The Journey to Cloudland
The next morning Aunt Lois rapped at our door, when there was the very faintest red streak in the east, and the birds were just in the midst of that vociferous singing which nobody knows anything about who is n't awake at this precise hour. We were forward enough to be up and dressed, and, before our breakfast was through, Uncle Jacob came to the door.
The agricultural population of Massachusetts, at this time, were a far more steady set as regards locomotion than they are in these days of railroads. At this time, a journey from Boston to New York took a fortnight,a longer time than it now takes to go to Europe,and my Uncle Jacob had never been even to Boston. In fact, the seven-mile tavern in the neighborhood had been the extent of his wanderings, and it was evident that he regarded the two days' journey as quite a solemn event in his life.
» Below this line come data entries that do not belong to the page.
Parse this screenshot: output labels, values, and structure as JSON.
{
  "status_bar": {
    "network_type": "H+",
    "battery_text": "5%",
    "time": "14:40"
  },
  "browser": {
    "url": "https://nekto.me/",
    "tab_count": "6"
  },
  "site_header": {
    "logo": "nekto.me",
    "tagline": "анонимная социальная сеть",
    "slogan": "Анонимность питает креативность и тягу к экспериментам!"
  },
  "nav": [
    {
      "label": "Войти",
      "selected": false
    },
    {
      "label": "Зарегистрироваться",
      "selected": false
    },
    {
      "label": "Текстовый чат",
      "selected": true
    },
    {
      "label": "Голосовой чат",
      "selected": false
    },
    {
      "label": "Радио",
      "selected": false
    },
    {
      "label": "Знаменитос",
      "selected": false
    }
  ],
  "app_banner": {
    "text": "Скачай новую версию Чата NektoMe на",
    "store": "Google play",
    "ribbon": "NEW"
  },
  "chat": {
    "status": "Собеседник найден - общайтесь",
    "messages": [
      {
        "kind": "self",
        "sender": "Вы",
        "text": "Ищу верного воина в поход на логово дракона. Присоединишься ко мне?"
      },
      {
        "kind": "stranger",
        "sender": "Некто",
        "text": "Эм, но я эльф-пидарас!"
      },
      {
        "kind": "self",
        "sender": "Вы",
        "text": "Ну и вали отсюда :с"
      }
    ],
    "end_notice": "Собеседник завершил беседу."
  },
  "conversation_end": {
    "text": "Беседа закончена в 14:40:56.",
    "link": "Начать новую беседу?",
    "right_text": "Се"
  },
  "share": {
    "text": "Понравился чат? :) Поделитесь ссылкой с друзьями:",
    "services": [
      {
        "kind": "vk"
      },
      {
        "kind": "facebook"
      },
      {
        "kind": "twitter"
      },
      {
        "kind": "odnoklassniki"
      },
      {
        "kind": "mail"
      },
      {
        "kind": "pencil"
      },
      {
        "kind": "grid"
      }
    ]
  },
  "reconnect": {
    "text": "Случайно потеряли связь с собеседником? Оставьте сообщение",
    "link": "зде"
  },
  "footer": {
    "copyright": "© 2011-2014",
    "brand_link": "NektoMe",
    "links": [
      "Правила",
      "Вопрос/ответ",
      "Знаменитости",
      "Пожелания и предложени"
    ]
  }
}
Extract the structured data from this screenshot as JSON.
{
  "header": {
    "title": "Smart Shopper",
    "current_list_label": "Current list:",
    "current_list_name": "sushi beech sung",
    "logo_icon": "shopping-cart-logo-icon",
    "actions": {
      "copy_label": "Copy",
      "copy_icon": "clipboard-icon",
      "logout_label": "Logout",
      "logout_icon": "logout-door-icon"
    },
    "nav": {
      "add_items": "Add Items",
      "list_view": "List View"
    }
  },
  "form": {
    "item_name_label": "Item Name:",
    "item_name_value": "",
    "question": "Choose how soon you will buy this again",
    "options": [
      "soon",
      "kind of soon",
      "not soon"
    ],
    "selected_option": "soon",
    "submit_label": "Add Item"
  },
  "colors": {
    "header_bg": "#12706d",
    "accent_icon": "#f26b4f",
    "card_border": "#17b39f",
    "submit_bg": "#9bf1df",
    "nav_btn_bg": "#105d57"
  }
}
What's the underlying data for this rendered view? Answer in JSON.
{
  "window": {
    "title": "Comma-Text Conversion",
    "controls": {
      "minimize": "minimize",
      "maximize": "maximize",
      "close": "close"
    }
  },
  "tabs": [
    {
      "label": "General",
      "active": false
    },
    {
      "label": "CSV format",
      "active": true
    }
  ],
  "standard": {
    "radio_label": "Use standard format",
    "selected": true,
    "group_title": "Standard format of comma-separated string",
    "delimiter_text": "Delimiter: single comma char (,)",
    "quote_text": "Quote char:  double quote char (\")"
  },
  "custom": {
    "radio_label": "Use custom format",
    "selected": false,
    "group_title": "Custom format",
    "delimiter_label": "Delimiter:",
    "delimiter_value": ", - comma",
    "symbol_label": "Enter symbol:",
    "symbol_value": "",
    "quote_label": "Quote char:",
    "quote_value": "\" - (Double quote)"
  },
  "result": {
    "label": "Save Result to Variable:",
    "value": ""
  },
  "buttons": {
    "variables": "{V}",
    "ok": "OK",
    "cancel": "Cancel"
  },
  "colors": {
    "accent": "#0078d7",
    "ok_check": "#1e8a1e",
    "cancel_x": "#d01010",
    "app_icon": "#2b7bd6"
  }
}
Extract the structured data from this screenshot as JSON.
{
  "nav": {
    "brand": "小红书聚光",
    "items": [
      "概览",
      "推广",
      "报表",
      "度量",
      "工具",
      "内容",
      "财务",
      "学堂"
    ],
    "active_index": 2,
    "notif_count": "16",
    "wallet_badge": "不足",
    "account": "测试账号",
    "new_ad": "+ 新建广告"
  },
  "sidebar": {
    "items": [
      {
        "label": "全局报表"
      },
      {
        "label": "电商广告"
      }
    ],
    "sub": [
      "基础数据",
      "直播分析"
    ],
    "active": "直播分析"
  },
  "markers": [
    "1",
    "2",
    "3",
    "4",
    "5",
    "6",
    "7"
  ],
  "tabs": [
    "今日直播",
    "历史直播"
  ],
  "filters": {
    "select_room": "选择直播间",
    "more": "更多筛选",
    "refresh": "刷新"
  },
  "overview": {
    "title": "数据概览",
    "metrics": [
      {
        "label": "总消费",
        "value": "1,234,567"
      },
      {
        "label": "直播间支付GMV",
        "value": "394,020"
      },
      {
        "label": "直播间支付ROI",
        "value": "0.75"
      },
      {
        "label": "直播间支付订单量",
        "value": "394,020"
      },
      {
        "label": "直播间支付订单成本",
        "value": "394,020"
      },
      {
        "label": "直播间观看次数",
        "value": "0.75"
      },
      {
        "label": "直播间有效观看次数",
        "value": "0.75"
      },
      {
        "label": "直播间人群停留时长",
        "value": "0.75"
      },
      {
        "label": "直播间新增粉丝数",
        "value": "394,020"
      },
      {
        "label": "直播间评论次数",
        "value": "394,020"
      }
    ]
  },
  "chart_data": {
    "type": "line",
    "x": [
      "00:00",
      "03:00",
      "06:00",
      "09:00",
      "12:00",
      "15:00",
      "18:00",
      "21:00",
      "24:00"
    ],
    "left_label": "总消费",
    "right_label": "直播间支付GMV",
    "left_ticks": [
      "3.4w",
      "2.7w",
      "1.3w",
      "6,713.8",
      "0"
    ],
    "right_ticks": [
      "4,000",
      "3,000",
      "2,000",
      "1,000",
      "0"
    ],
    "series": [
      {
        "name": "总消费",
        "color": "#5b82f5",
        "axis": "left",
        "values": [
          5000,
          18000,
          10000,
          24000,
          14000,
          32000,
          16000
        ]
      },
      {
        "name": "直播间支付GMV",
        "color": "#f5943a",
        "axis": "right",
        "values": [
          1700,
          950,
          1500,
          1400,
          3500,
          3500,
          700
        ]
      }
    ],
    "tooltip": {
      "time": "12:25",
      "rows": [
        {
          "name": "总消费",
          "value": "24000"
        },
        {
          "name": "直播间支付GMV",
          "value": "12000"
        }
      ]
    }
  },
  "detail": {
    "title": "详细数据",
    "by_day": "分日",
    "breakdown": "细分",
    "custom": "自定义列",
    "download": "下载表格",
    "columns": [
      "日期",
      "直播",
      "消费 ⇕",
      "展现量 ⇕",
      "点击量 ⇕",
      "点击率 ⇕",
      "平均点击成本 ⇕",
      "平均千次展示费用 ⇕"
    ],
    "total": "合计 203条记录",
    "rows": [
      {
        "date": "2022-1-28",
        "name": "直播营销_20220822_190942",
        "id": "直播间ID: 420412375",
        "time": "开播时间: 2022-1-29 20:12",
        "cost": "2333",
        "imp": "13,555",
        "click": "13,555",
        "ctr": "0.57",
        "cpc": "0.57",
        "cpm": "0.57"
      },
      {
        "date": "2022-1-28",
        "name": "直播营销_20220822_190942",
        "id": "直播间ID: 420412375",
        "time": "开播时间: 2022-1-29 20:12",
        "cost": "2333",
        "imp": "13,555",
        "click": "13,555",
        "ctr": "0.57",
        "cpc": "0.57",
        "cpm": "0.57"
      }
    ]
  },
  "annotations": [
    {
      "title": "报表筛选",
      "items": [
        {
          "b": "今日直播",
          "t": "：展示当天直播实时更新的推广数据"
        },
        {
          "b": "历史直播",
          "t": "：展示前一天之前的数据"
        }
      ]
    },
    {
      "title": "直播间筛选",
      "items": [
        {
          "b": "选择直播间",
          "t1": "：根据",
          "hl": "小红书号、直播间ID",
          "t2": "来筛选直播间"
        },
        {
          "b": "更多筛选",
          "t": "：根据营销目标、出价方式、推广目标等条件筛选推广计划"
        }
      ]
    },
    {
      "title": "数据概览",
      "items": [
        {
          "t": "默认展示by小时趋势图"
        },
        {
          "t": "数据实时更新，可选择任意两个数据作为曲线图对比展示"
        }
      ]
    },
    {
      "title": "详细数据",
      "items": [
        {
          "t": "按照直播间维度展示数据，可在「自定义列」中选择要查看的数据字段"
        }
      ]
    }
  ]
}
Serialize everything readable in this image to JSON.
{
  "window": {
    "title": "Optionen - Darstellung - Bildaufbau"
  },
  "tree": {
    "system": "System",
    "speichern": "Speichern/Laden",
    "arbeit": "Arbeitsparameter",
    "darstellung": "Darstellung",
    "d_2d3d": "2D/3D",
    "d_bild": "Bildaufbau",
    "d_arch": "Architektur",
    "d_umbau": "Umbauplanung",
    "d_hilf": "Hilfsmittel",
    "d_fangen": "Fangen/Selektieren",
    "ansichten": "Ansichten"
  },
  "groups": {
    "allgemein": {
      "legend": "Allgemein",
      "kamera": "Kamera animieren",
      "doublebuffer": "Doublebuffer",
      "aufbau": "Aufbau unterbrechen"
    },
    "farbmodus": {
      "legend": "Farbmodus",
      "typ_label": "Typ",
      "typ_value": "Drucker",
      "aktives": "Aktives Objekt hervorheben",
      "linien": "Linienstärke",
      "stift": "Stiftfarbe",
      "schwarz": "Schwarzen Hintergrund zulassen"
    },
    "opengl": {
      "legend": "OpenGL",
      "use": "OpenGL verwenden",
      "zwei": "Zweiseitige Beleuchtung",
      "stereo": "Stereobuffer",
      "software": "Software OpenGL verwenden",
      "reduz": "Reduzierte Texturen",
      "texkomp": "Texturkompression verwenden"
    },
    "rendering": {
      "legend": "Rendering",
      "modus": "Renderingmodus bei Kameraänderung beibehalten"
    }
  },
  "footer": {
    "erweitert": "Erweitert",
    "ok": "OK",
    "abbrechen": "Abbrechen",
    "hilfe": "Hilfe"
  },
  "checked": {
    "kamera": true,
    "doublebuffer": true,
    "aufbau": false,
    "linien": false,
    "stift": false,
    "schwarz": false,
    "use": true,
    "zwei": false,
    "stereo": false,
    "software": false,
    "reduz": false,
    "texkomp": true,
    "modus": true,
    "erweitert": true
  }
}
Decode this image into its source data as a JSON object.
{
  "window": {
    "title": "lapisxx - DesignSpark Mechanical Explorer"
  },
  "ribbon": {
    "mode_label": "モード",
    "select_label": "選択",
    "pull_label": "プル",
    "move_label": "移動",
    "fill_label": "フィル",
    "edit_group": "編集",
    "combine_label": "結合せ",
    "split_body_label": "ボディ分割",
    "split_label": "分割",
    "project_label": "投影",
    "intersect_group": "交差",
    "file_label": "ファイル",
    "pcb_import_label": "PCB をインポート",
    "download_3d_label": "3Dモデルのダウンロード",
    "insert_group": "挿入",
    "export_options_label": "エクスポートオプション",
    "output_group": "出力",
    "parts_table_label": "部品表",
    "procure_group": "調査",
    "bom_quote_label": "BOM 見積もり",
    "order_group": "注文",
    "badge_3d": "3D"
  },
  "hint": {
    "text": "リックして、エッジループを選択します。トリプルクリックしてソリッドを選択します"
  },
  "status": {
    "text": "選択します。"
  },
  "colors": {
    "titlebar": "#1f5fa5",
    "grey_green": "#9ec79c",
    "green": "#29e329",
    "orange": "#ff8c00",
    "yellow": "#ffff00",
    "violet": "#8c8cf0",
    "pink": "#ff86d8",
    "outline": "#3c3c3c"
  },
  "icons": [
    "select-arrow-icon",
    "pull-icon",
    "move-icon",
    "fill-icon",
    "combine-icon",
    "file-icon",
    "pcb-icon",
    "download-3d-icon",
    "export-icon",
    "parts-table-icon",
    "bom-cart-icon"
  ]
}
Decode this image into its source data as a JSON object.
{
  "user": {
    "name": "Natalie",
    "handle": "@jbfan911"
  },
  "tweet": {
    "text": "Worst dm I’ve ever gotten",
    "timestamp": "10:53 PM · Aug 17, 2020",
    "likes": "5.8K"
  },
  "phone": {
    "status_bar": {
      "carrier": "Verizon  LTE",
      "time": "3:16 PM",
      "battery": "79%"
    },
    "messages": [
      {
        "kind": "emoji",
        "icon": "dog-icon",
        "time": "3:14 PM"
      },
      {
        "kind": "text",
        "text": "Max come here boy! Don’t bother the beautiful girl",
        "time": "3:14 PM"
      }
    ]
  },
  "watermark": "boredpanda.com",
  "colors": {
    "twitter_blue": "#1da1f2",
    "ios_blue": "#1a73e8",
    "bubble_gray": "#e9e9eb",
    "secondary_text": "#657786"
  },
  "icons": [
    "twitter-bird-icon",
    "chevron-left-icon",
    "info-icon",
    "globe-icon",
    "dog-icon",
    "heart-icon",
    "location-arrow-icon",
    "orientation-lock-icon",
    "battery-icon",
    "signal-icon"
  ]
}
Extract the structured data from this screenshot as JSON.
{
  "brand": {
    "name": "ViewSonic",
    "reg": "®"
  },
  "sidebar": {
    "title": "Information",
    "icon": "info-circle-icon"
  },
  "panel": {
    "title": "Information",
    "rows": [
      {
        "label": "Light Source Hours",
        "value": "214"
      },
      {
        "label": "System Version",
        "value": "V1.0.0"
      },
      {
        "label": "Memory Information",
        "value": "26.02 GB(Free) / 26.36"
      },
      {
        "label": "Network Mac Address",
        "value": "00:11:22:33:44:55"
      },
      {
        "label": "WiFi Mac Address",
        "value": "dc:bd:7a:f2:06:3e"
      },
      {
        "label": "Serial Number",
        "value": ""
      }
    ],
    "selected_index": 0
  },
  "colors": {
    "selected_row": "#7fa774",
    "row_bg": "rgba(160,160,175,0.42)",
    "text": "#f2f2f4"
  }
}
He had given a fortnight's thought to it; he had arranged all his worldly affairs, and given charges and messages to his wife and children, in case, as he said, "anything should happen to him." And he informed Aunt Lois that he had been awake the biggest part of the night thinking it over. But when he had taken Tina and her little trunk on board, and we had finished all our hand-shakings, and Polly had told us over for the fourth or fifth time exactly where she had put the cold chicken and the biscuits and the cakes and pie, and Miss Mehitable had cautioned Tina again and again to put on her shawl in case a shower should come up, and my grandmother and Aunt Lois had put in their share of parting admonitions, we at last rolled off as cheery and merry a set of youngsters as the sun ever looked upon in a dewy June morning.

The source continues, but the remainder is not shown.